La justice kényane et le Law Society s'opposent sur la médiation assurée par des non-juristes

Les articles sont regroupés entre langues, réécrits dans un format éditorial fixe et reliés aux sources originales. Comment nous rapportons.

En bref

  • Une tension est née entre la Judiciary et le Law Society of Kenya (LSK) au sujet des médiateurs non-juristes.
  • Les avocats ont fait part de leurs inquiétudes sur le fait que la médiation réduirait le travail juridique traditionnel et les revenus.
  • La Judiciary et le LSK ont signé un communiqué conjoint pour traiter l'habilitation, la rémunération et le contrôle.
  • Un comité technique formulera des recommandations dans un délai de 45 jours.

Vue d’ensemble

La Judiciary kényane et le Law Society of Kenya (LSK) mènent des négociations urgentes à la suite d'un différend portant sur le rôle et la réglementation des médiateurs non-juristes dans le programme de médiation rattachée aux tribunaux.

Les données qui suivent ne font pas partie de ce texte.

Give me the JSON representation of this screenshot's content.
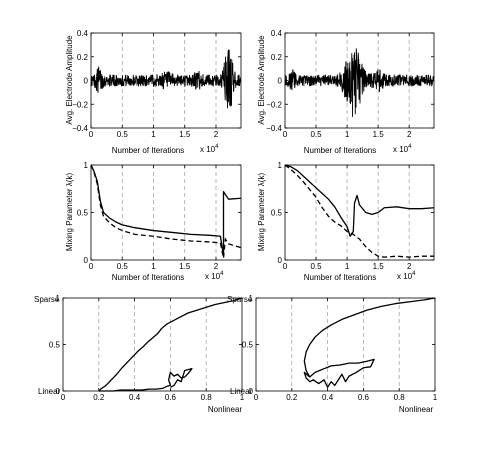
{
  "chart_data": [
    {
      "id": "amp-left",
      "type": "line",
      "ylabel": "Avg. Electrode Amplitude",
      "xlabel": "Number of Iterations",
      "xexp": "x 10^4",
      "xlim": [
        0,
        2.4
      ],
      "ylim": [
        -0.4,
        0.4
      ],
      "xticks": [
        0,
        0.5,
        1,
        1.5,
        2
      ],
      "yticks": [
        -0.4,
        -0.2,
        0,
        0.2,
        0.4
      ],
      "ytick_labels": [
        "−0.4",
        "−0.2",
        "0",
        "0.2",
        "0.4"
      ],
      "grid_x": [
        0.5,
        1,
        1.5,
        2
      ],
      "noise": {
        "base": 0.05,
        "bursts": [
          {
            "center": 0.13,
            "width": 0.05,
            "amp": 0.08
          },
          {
            "center": 1.2,
            "width": 0.1,
            "amp": 0.03
          },
          {
            "center": 1.7,
            "width": 0.07,
            "amp": 0.04
          },
          {
            "center": 2.2,
            "width": 0.07,
            "amp": 0.28
          }
        ]
      },
      "series": [
        {
          "style": "noise"
        }
      ]
    },
    {
      "id": "amp-right",
      "type": "line",
      "ylabel": "Avg. Electrode Amplitude",
      "xlabel": "Number of Iterations",
      "xexp": "x 10^4",
      "xlim": [
        0,
        2.4
      ],
      "ylim": [
        -0.4,
        0.4
      ],
      "xticks": [
        0,
        0.5,
        1,
        1.5,
        2
      ],
      "yticks": [
        -0.4,
        -0.2,
        0,
        0.2,
        0.4
      ],
      "ytick_labels": [
        "−0.4",
        "−0.2",
        "0",
        "0.2",
        "0.4"
      ],
      "grid_x": [
        0.5,
        1,
        1.5,
        2
      ],
      "noise": {
        "base": 0.05,
        "bursts": [
          {
            "center": 0.12,
            "width": 0.05,
            "amp": 0.05
          },
          {
            "center": 1.1,
            "width": 0.14,
            "amp": 0.26
          },
          {
            "center": 1.5,
            "width": 0.08,
            "amp": 0.05
          }
        ]
      },
      "series": [
        {
          "style": "noise"
        }
      ]
    },
    {
      "id": "mix-left",
      "type": "line",
      "ylabel": "Mixing Parameter λ(k)",
      "xlabel": "Number of Iterations",
      "xexp": "x 10^4",
      "xlim": [
        0,
        2.4
      ],
      "ylim": [
        0,
        1
      ],
      "xticks": [
        0,
        0.5,
        1,
        1.5,
        2
      ],
      "yticks": [
        0,
        0.5,
        1
      ],
      "ytick_labels": [
        "0",
        "0.5",
        "1"
      ],
      "grid_x": [
        0.5,
        1,
        1.5,
        2
      ],
      "series": [
        {
          "style": "solid",
          "x": [
            0,
            0.05,
            0.1,
            0.15,
            0.2,
            0.3,
            0.4,
            0.5,
            0.7,
            1.0,
            1.3,
            1.6,
            1.9,
            2.07,
            2.12,
            2.12,
            2.2,
            2.4
          ],
          "y": [
            1,
            0.93,
            0.83,
            0.62,
            0.5,
            0.44,
            0.4,
            0.37,
            0.34,
            0.31,
            0.29,
            0.27,
            0.26,
            0.25,
            0.05,
            0.72,
            0.64,
            0.65
          ]
        },
        {
          "style": "dashed",
          "x": [
            0,
            0.05,
            0.1,
            0.15,
            0.2,
            0.3,
            0.4,
            0.5,
            0.7,
            1.0,
            1.3,
            1.6,
            1.9,
            2.07,
            2.12,
            2.15,
            2.2,
            2.4
          ],
          "y": [
            1,
            0.92,
            0.8,
            0.58,
            0.46,
            0.39,
            0.34,
            0.31,
            0.27,
            0.25,
            0.22,
            0.2,
            0.19,
            0.18,
            0.02,
            0.22,
            0.17,
            0.13
          ]
        }
      ]
    },
    {
      "id": "mix-right",
      "type": "line",
      "ylabel": "Mixing Parameter λ(k)",
      "xlabel": "Number of Iterations",
      "xexp": "x 10^4",
      "xlim": [
        0,
        2.4
      ],
      "ylim": [
        0,
        1
      ],
      "xticks": [
        0,
        0.5,
        1,
        1.5,
        2
      ],
      "yticks": [
        0,
        0.5,
        1
      ],
      "ytick_labels": [
        "0",
        "0.5",
        "1"
      ],
      "grid_x": [
        0.5,
        1,
        1.5,
        2
      ],
      "series": [
        {
          "style": "solid",
          "x": [
            0,
            0.1,
            0.2,
            0.3,
            0.4,
            0.5,
            0.6,
            0.7,
            0.8,
            0.9,
            1.0,
            1.05,
            1.1,
            1.12,
            1.16,
            1.2,
            1.3,
            1.4,
            1.5,
            1.6,
            1.8,
            2.0,
            2.2,
            2.4
          ],
          "y": [
            1,
            0.98,
            0.94,
            0.88,
            0.82,
            0.76,
            0.7,
            0.64,
            0.56,
            0.45,
            0.35,
            0.25,
            0.3,
            0.6,
            0.68,
            0.58,
            0.5,
            0.48,
            0.5,
            0.55,
            0.56,
            0.54,
            0.54,
            0.55
          ]
        },
        {
          "style": "dashed",
          "x": [
            0,
            0.1,
            0.2,
            0.3,
            0.4,
            0.5,
            0.6,
            0.7,
            0.8,
            0.9,
            1.0,
            1.1,
            1.2,
            1.3,
            1.4,
            1.5,
            1.6,
            1.8,
            2.0,
            2.2,
            2.4
          ],
          "y": [
            1,
            0.95,
            0.89,
            0.82,
            0.74,
            0.66,
            0.55,
            0.46,
            0.4,
            0.36,
            0.3,
            0.27,
            0.22,
            0.14,
            0.08,
            0.04,
            0.03,
            0.04,
            0.03,
            0.04,
            0.04
          ]
        }
      ]
    },
    {
      "id": "traj-left",
      "type": "line",
      "xlabel": "Nonlinear",
      "ylabel_top": "Sparse",
      "ylabel_bottom": "Linear",
      "xlim": [
        0,
        1
      ],
      "ylim": [
        0,
        1
      ],
      "xticks": [
        0,
        0.2,
        0.4,
        0.6,
        0.8,
        1
      ],
      "yticks": [
        0,
        0.5,
        1
      ],
      "ytick_labels": [
        "0",
        "0.5",
        "1"
      ],
      "grid_x": [
        0.2,
        0.4,
        0.6,
        0.8
      ],
      "series": [
        {
          "style": "solid",
          "x": [
            0.2,
            0.21,
            0.24,
            0.27,
            0.3,
            0.33,
            0.36,
            0.39,
            0.42,
            0.45,
            0.47,
            0.5,
            0.53,
            0.55,
            0.58,
            0.62,
            0.66,
            0.7,
            0.75,
            0.8,
            0.85,
            0.9,
            0.95,
            1.0
          ],
          "y": [
            0.0,
            0.02,
            0.06,
            0.12,
            0.18,
            0.25,
            0.31,
            0.37,
            0.43,
            0.48,
            0.52,
            0.57,
            0.62,
            0.67,
            0.72,
            0.76,
            0.8,
            0.84,
            0.87,
            0.9,
            0.93,
            0.95,
            0.97,
            1.0
          ]
        },
        {
          "style": "solid",
          "x": [
            0.2,
            0.24,
            0.28,
            0.32,
            0.36,
            0.4,
            0.44,
            0.48,
            0.52,
            0.56,
            0.58,
            0.6,
            0.59,
            0.6,
            0.62,
            0.64,
            0.66,
            0.68,
            0.7,
            0.72,
            0.68,
            0.66,
            0.64,
            0.62,
            0.6
          ],
          "y": [
            0.0,
            0.0,
            0.0,
            0.01,
            0.01,
            0.01,
            0.01,
            0.02,
            0.02,
            0.03,
            0.05,
            0.06,
            0.12,
            0.2,
            0.16,
            0.18,
            0.14,
            0.15,
            0.19,
            0.24,
            0.22,
            0.1,
            0.12,
            0.06,
            0.04
          ]
        }
      ]
    },
    {
      "id": "traj-right",
      "type": "line",
      "xlabel": "Nonlinear",
      "ylabel_top": "Sparse",
      "ylabel_bottom": "Linear",
      "xlim": [
        0,
        1
      ],
      "ylim": [
        0,
        1
      ],
      "xticks": [
        0,
        0.2,
        0.4,
        0.6,
        0.8,
        1
      ],
      "yticks": [
        0,
        0.5,
        1
      ],
      "ytick_labels": [
        "0",
        "0.5",
        "1"
      ],
      "grid_x": [
        0.2,
        0.4,
        0.6,
        0.8
      ],
      "series": [
        {
          "style": "solid",
          "x": [
            0.3,
            0.28,
            0.27,
            0.28,
            0.3,
            0.33,
            0.37,
            0.42,
            0.48,
            0.55,
            0.62,
            0.7,
            0.78,
            0.86,
            0.94,
            1.0
          ],
          "y": [
            0.15,
            0.22,
            0.32,
            0.42,
            0.5,
            0.58,
            0.65,
            0.71,
            0.77,
            0.82,
            0.87,
            0.91,
            0.94,
            0.96,
            0.98,
            1.0
          ]
        },
        {
          "style": "solid",
          "x": [
            0.3,
            0.33,
            0.38,
            0.42,
            0.47,
            0.52,
            0.57,
            0.62,
            0.66,
            0.64,
            0.6,
            0.56,
            0.52,
            0.5,
            0.48,
            0.46,
            0.44,
            0.42,
            0.4,
            0.38,
            0.35,
            0.32,
            0.3,
            0.28,
            0.27,
            0.3
          ],
          "y": [
            0.15,
            0.2,
            0.24,
            0.27,
            0.28,
            0.3,
            0.3,
            0.32,
            0.34,
            0.26,
            0.25,
            0.2,
            0.16,
            0.1,
            0.18,
            0.12,
            0.06,
            0.1,
            0.04,
            0.12,
            0.08,
            0.12,
            0.1,
            0.14,
            0.2,
            0.15
          ]
        }
      ]
    }
  ]
}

Les avocats ont soulevé des inquiétudes quant au fait que la médiation pourrait diminuer leur travail professionnel, tandis que les deux parties cherchent à concilier la croissance et l'intégrité de la médiation dans le système de justice.

Ce qui s’est passé

Des tensions sont apparues après que des médiateurs non-juristes ont commencé à jouer un rôle croissant dans des affaires traitées jusqu'alors par des praticiens du droit, en particulier dans les litiges commerciaux, fonciers et portant sur des biens immobiliers.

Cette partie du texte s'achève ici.